Paper short abstract:
Instead of domestic transformation or downsizing as a road to decline, I argue that my participants who have transformed or replaced their home in their retirement do so as part of a hopeful investment in the future.
Paper long abstract:
One of the most significant ciphers for hope and fear in the Irish retired community rests on one word: home. At its best, home represents privately-owned family structures, representing a lifetime of personal memory and achievement, and a bulwark against financial uncertainty. At its worst, home implies residential care that may be anticipated with dread, particularly when associated with declining health and frailty. Home is not only saturated with sentiment but it carries heft in other ways. It can be a burden.
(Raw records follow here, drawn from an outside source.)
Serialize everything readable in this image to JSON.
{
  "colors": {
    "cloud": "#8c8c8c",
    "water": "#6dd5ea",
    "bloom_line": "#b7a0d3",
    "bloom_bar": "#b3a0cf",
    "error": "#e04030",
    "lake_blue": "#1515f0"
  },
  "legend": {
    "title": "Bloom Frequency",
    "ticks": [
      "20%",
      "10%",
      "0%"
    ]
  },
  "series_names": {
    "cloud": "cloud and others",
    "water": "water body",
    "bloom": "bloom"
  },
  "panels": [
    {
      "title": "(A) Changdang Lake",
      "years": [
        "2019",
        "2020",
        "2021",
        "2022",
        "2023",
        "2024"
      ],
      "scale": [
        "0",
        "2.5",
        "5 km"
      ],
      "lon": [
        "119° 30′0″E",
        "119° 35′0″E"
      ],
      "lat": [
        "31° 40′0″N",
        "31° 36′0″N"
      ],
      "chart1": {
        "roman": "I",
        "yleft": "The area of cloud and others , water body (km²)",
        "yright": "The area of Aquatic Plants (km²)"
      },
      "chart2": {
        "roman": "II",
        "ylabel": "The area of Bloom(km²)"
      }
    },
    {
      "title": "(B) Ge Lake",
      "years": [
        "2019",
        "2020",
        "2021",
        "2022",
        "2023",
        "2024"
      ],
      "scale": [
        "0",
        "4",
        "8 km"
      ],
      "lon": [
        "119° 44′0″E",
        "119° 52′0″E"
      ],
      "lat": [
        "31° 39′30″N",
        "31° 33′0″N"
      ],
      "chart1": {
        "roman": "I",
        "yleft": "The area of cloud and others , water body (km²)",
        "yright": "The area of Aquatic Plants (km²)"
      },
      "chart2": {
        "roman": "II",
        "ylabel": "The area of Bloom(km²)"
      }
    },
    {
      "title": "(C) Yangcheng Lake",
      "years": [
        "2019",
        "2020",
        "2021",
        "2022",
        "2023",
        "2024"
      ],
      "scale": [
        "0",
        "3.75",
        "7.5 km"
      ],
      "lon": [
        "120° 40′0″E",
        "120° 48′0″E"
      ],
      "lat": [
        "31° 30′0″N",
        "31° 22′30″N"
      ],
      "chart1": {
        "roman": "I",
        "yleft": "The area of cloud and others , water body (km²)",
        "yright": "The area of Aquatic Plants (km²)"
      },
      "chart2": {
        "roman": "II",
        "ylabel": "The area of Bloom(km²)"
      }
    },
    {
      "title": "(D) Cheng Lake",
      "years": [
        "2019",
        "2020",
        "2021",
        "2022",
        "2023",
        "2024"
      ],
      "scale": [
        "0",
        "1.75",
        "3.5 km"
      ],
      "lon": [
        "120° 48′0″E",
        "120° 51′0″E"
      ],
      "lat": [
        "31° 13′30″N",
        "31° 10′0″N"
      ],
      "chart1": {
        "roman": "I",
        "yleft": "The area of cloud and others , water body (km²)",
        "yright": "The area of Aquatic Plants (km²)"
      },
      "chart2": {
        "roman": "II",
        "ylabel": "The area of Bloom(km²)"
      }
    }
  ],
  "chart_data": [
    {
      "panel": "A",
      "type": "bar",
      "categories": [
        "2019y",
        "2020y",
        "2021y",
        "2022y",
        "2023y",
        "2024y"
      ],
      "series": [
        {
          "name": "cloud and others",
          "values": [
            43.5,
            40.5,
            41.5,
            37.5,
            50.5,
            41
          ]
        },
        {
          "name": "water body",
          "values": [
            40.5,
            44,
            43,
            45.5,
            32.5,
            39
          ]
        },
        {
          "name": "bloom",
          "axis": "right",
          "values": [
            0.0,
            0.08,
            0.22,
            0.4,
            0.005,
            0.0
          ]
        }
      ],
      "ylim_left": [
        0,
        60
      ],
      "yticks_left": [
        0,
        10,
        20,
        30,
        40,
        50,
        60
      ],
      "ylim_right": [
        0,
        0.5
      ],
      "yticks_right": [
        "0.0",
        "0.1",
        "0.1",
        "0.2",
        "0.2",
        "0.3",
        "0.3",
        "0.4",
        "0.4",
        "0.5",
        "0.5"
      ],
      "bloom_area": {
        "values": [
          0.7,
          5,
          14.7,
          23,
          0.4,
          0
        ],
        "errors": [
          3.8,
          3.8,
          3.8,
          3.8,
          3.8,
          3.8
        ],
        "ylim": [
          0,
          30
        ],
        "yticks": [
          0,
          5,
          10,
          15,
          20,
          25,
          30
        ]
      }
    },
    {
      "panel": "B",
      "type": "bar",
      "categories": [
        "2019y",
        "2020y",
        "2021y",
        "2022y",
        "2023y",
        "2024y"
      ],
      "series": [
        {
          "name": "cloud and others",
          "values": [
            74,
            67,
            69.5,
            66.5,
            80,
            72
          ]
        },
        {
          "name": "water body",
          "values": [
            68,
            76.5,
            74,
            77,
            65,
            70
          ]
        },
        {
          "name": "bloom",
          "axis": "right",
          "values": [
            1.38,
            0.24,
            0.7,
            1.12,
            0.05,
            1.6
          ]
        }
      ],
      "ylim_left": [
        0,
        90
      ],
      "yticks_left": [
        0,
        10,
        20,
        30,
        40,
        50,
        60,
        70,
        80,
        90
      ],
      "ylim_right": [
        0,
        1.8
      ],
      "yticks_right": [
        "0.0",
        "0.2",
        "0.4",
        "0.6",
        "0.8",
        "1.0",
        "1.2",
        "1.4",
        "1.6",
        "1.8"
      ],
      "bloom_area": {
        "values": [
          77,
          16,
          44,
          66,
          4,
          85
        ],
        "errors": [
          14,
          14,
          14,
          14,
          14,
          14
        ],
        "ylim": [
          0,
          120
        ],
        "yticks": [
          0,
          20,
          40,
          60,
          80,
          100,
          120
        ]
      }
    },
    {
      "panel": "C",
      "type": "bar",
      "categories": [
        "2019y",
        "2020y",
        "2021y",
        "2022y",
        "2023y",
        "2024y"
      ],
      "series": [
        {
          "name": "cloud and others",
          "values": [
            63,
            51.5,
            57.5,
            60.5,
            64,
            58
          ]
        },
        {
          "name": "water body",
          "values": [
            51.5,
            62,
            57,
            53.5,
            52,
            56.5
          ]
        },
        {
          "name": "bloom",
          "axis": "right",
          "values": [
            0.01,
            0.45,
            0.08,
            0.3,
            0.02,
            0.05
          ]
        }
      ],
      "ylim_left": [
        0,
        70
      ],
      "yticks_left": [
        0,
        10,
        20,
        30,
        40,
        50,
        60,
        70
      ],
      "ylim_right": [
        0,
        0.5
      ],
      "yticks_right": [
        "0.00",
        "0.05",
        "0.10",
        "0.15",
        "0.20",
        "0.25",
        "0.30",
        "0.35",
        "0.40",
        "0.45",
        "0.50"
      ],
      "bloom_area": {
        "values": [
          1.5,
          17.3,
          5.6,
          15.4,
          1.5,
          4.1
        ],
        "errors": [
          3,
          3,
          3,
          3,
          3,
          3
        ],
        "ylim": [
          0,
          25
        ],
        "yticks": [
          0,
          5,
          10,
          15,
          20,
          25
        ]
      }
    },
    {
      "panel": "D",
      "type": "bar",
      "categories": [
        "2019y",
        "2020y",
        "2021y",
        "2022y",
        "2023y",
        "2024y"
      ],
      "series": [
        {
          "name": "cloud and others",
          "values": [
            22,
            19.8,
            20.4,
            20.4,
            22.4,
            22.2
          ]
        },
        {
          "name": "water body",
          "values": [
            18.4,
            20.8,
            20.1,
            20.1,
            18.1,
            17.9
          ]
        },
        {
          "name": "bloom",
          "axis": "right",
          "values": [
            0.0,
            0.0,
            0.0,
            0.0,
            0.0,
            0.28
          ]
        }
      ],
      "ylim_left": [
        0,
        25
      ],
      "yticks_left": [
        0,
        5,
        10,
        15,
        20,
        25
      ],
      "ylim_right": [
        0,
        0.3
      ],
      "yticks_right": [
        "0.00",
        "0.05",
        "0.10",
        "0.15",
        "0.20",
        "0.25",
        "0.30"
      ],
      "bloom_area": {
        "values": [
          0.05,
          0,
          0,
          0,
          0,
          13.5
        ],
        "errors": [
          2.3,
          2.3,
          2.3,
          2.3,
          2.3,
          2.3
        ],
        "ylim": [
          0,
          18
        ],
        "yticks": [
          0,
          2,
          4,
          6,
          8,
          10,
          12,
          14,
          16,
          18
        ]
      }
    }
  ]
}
Within the context of ageing, and as part of our research project The Anthropology of Smart Phones and Smart Ageing, I question the notion of ‘downsizing’ amongst our research participants (Garvey and Miller 2020). Downsizing is a familiar option amongst my Dublin research participants. They are all too aware of the current housing crisis, which translates into subtle pressure on older people to share or relinquish their homes and give way to growing families. However, instead of downsizing as a road to decline, or as bowing to social pressure, the majority of my participants who have transformed or replaced their home do so as part of a hopeful investment in the future.
Instead of a trajectory towards decline, therefore, we find that a changed environment materialises more profound personal transformations. Instead of shrinking horizons, or engaging in ‘death cleansing’ my participants are securing forward-looking ‘modern’ environments, espousing anti-materialist Green ideals, relinquishing the detritus of the past and leap-frogging the young.